We answer, however, that, if a return be fraudulent in any respect with intent to evade a tax, it deprives the taxpayer of the bar of the statute for that year, and permits a general reaudit of the return throughout, and will toll the Statute of Limitations on the reaudit of any item of the tax. In the case at bar there can be no possible doubt that the omission of 1944, like those of 1942 and 1943, was designed to protect the petitioner from income taxes that might otherwise be levied in one form or another. We read the section as tolling the bar of the Statute if the taxpayer has used fraud to interfere in any way with the collection of his taxes. If he would invoke the Statute, he must let the audit of his tax be made without any fraudulent intervention in the year in question.This the petitioner did not do.

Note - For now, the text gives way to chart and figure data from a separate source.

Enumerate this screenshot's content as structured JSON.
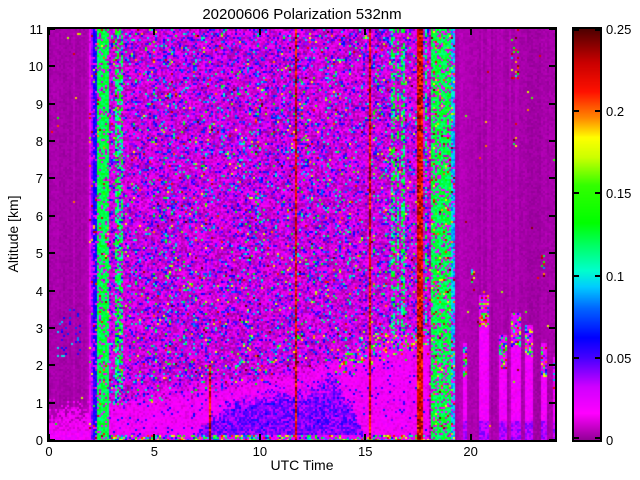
{
  "chart_data": {
    "type": "heatmap",
    "title": "20200606 Polarization 532nm",
    "xlabel": "UTC Time",
    "ylabel": "Altitude [km]",
    "xlim": [
      0,
      24
    ],
    "ylim": [
      0,
      11
    ],
    "xticks": [
      0,
      5,
      10,
      15,
      20
    ],
    "xtick_labels": [
      "0",
      "5",
      "10",
      "15",
      "20"
    ],
    "yticks": [
      0,
      1,
      2,
      3,
      4,
      5,
      6,
      7,
      8,
      9,
      10,
      11
    ],
    "ytick_labels": [
      "0",
      "1",
      "2",
      "3",
      "4",
      "5",
      "6",
      "7",
      "8",
      "9",
      "10",
      "11"
    ],
    "colorbar": {
      "min": 0,
      "max": 0.25,
      "ticks": [
        0,
        0.05,
        0.1,
        0.15,
        0.2,
        0.25
      ],
      "tick_labels": [
        "0",
        "0.05",
        "0.1",
        "0.15",
        "0.2",
        "0.25"
      ]
    },
    "colormap": [
      [
        0.0,
        "#940098"
      ],
      [
        0.016,
        "#ff00ff"
      ],
      [
        0.032,
        "#d000ff"
      ],
      [
        0.05,
        "#4400ff"
      ],
      [
        0.062,
        "#0000ff"
      ],
      [
        0.08,
        "#0066ff"
      ],
      [
        0.093,
        "#00ccff"
      ],
      [
        0.103,
        "#00ffcc"
      ],
      [
        0.118,
        "#00ff66"
      ],
      [
        0.132,
        "#00ff00"
      ],
      [
        0.155,
        "#33ff00"
      ],
      [
        0.172,
        "#ccff00"
      ],
      [
        0.184,
        "#ffff00"
      ],
      [
        0.196,
        "#ff8800"
      ],
      [
        0.212,
        "#ff1100"
      ],
      [
        0.23,
        "#c80000"
      ],
      [
        0.25,
        "#500000"
      ]
    ],
    "regions": {
      "quiet_left": {
        "t": [
          0,
          1.85
        ],
        "base": 0.003,
        "pbl_top": 0.85
      },
      "stripe_band_left": {
        "t": [
          1.85,
          2.89
        ],
        "stripes": [
          [
            1.85,
            1.99,
            0.018
          ],
          [
            1.99,
            2.13,
            0.04
          ],
          [
            2.13,
            2.28,
            0.058
          ],
          [
            2.28,
            2.42,
            0.122
          ],
          [
            2.42,
            2.47,
            0.21
          ],
          [
            2.47,
            2.61,
            0.122
          ],
          [
            2.61,
            2.66,
            0.092
          ],
          [
            2.66,
            2.89,
            0.122
          ]
        ]
      },
      "noise": {
        "t": [
          2.89,
          17.98
        ],
        "exp_scale": 0.033
      },
      "stripe_band_right": {
        "t": [
          17.98,
          19.21
        ],
        "stripes": [
          [
            17.98,
            18.12,
            0.005
          ],
          [
            18.12,
            18.36,
            0.122
          ],
          [
            18.36,
            18.45,
            0.092
          ],
          [
            18.45,
            18.59,
            0.122
          ],
          [
            18.59,
            18.64,
            0.058
          ],
          [
            18.64,
            18.74,
            0.122
          ],
          [
            18.74,
            18.83,
            0.092
          ],
          [
            18.83,
            19.11,
            0.122
          ],
          [
            19.11,
            19.21,
            0.092
          ]
        ]
      },
      "quiet_right": {
        "t": [
          19.21,
          24
        ],
        "base": 0.003
      },
      "pbl_profile": [
        [
          0,
          0.85
        ],
        [
          1.8,
          0.9
        ],
        [
          3,
          0.95
        ],
        [
          5,
          1.15
        ],
        [
          8,
          1.45
        ],
        [
          11,
          1.7
        ],
        [
          13,
          2.0
        ],
        [
          14.5,
          2.5
        ],
        [
          16,
          2.85
        ],
        [
          17.9,
          3.05
        ]
      ],
      "blue_layer": [
        [
          7.0,
          0.2
        ],
        [
          8.5,
          0.9
        ],
        [
          10.5,
          1.2
        ],
        [
          12.5,
          1.3
        ],
        [
          13.5,
          1.6
        ],
        [
          14.6,
          0.6
        ],
        [
          14.9,
          0.2
        ]
      ],
      "red_lines": [
        [
          11.68,
          11.77,
          0,
          11
        ],
        [
          15.15,
          15.25,
          0,
          11
        ],
        [
          15.9,
          15.96,
          0,
          11
        ],
        [
          17.5,
          17.7,
          0,
          11
        ],
        [
          7.6,
          7.68,
          0,
          2.0
        ]
      ],
      "green_streaks": [
        [
          2.89,
          3.55,
          0.45
        ],
        [
          16.2,
          17.95,
          0.28
        ]
      ],
      "left_clouds": [
        [
          0.4,
          1.5,
          2.2,
          3.5
        ]
      ],
      "right_columns": [
        [
          19.59,
          19.87,
          2.6
        ],
        [
          20.44,
          20.87,
          3.9
        ],
        [
          21.39,
          21.72,
          2.8
        ],
        [
          21.87,
          22.34,
          3.4
        ],
        [
          22.58,
          22.91,
          3.1
        ],
        [
          23.29,
          23.62,
          2.6
        ],
        [
          23.86,
          24.0,
          2.2
        ]
      ],
      "right_speckles": [
        [
          21.95,
          22.25,
          9.6,
          10.8
        ],
        [
          21.98,
          22.2,
          7.8,
          8.5
        ],
        [
          20.05,
          20.2,
          4.0,
          4.6
        ],
        [
          23.3,
          23.5,
          4.3,
          5.0
        ]
      ]
    }
  }
}
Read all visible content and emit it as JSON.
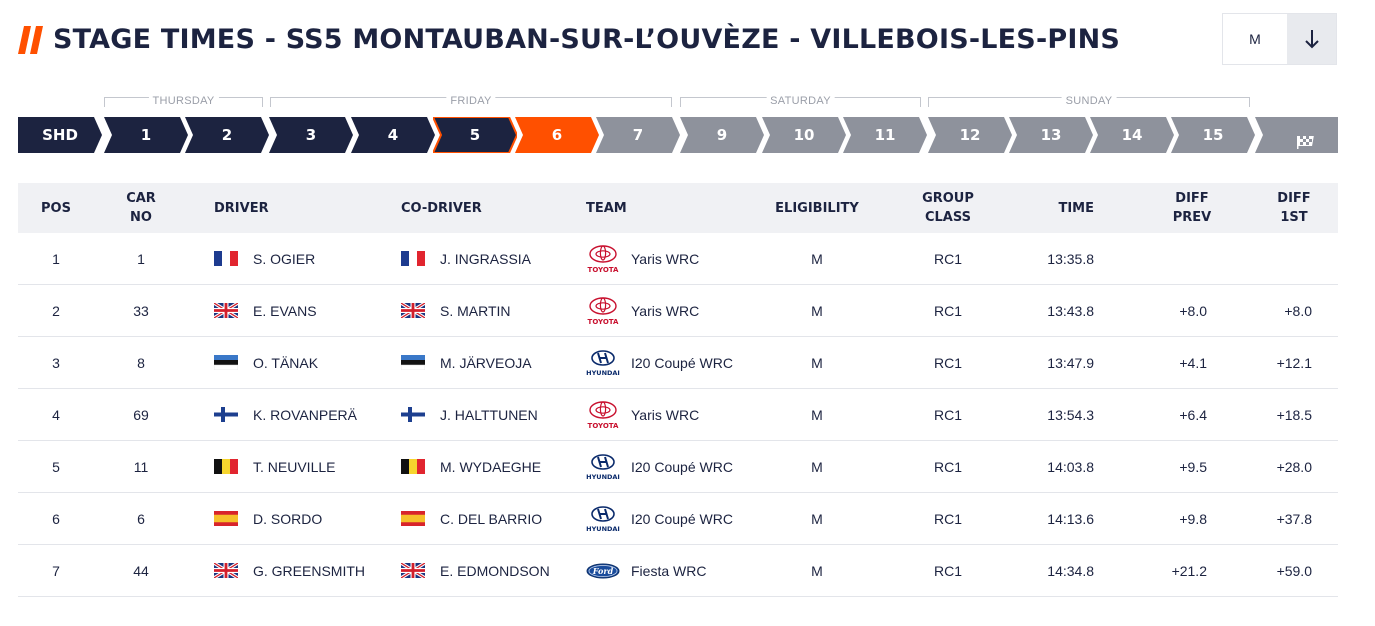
{
  "header": {
    "title": "STAGE TIMES - SS5 MONTAUBAN-SUR-L’OUVÈZE - VILLEBOIS-LES-PINS",
    "filter_value": "M",
    "accent": "#ff5000",
    "navy": "#1c2340"
  },
  "days": [
    "THURSDAY",
    "FRIDAY",
    "SATURDAY",
    "SUNDAY"
  ],
  "stages": [
    {
      "label": "SHD",
      "state": "done"
    },
    {
      "label": "1",
      "state": "done"
    },
    {
      "label": "2",
      "state": "done"
    },
    {
      "label": "3",
      "state": "done"
    },
    {
      "label": "4",
      "state": "done"
    },
    {
      "label": "5",
      "state": "selected"
    },
    {
      "label": "6",
      "state": "live"
    },
    {
      "label": "7",
      "state": "upcoming"
    },
    {
      "label": "9",
      "state": "upcoming"
    },
    {
      "label": "10",
      "state": "upcoming"
    },
    {
      "label": "11",
      "state": "upcoming"
    },
    {
      "label": "12",
      "state": "upcoming"
    },
    {
      "label": "13",
      "state": "upcoming"
    },
    {
      "label": "14",
      "state": "upcoming"
    },
    {
      "label": "15",
      "state": "upcoming"
    },
    {
      "label": "",
      "state": "finish",
      "icon": "checkered-flag-icon"
    }
  ],
  "table": {
    "headers": {
      "pos": "POS",
      "car_no_1": "CAR",
      "car_no_2": "NO",
      "driver": "DRIVER",
      "codriver": "CO-DRIVER",
      "team": "TEAM",
      "eligibility": "ELIGIBILITY",
      "group_1": "GROUP",
      "group_2": "CLASS",
      "time": "TIME",
      "diff_prev_1": "DIFF",
      "diff_prev_2": "PREV",
      "diff_1st_1": "DIFF",
      "diff_1st_2": "1ST"
    },
    "rows": [
      {
        "pos": "1",
        "car": "1",
        "flag": "france",
        "driver": "S. OGIER",
        "codriver_flag": "france",
        "codriver": "J. INGRASSIA",
        "brand": "toyota",
        "brand_text": "TOYOTA",
        "team": "Yaris WRC",
        "elig": "M",
        "class": "RC1",
        "time": "13:35.8",
        "diff_prev": "",
        "diff_first": ""
      },
      {
        "pos": "2",
        "car": "33",
        "flag": "uk",
        "driver": "E. EVANS",
        "codriver_flag": "uk",
        "codriver": "S. MARTIN",
        "brand": "toyota",
        "brand_text": "TOYOTA",
        "team": "Yaris WRC",
        "elig": "M",
        "class": "RC1",
        "time": "13:43.8",
        "diff_prev": "+8.0",
        "diff_first": "+8.0"
      },
      {
        "pos": "3",
        "car": "8",
        "flag": "estonia",
        "driver": "O. TÄNAK",
        "codriver_flag": "estonia",
        "codriver": "M. JÄRVEOJA",
        "brand": "hyundai",
        "brand_text": "HYUNDAI",
        "team": "I20 Coupé WRC",
        "elig": "M",
        "class": "RC1",
        "time": "13:47.9",
        "diff_prev": "+4.1",
        "diff_first": "+12.1"
      },
      {
        "pos": "4",
        "car": "69",
        "flag": "finland",
        "driver": "K. ROVANPERÄ",
        "codriver_flag": "finland",
        "codriver": "J. HALTTUNEN",
        "brand": "toyota",
        "brand_text": "TOYOTA",
        "team": "Yaris WRC",
        "elig": "M",
        "class": "RC1",
        "time": "13:54.3",
        "diff_prev": "+6.4",
        "diff_first": "+18.5"
      },
      {
        "pos": "5",
        "car": "11",
        "flag": "belgium",
        "driver": "T. NEUVILLE",
        "codriver_flag": "belgium",
        "codriver": "M. WYDAEGHE",
        "brand": "hyundai",
        "brand_text": "HYUNDAI",
        "team": "I20 Coupé WRC",
        "elig": "M",
        "class": "RC1",
        "time": "14:03.8",
        "diff_prev": "+9.5",
        "diff_first": "+28.0"
      },
      {
        "pos": "6",
        "car": "6",
        "flag": "spain",
        "driver": "D. SORDO",
        "codriver_flag": "spain",
        "codriver": "C. DEL BARRIO",
        "brand": "hyundai",
        "brand_text": "HYUNDAI",
        "team": "I20 Coupé WRC",
        "elig": "M",
        "class": "RC1",
        "time": "14:13.6",
        "diff_prev": "+9.8",
        "diff_first": "+37.8"
      },
      {
        "pos": "7",
        "car": "44",
        "flag": "uk",
        "driver": "G. GREENSMITH",
        "codriver_flag": "uk",
        "codriver": "E. EDMONDSON",
        "brand": "ford",
        "brand_text": "Ford",
        "team": "Fiesta WRC",
        "elig": "M",
        "class": "RC1",
        "time": "14:34.8",
        "diff_prev": "+21.2",
        "diff_first": "+59.0"
      }
    ]
  }
}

Finally, we do not agree that the testimony of the respondent's witnesses was conclusive in petitioner's favor because the respondent called them. It may be true that courts have at times said the contrary, or nearly as much, but the notion is thoroughly discredited that, when a party calls a witness he is bound by that witness's story. The taxpayer in the case at bar was attempting to avoid any possible liability from a tax that turned out to be owing; this he did by the most obvious misrepresentation. It would be a shocking instance of injustice, if this attempt were to succeed.
We decline to relieve the petitioner from his stipulation.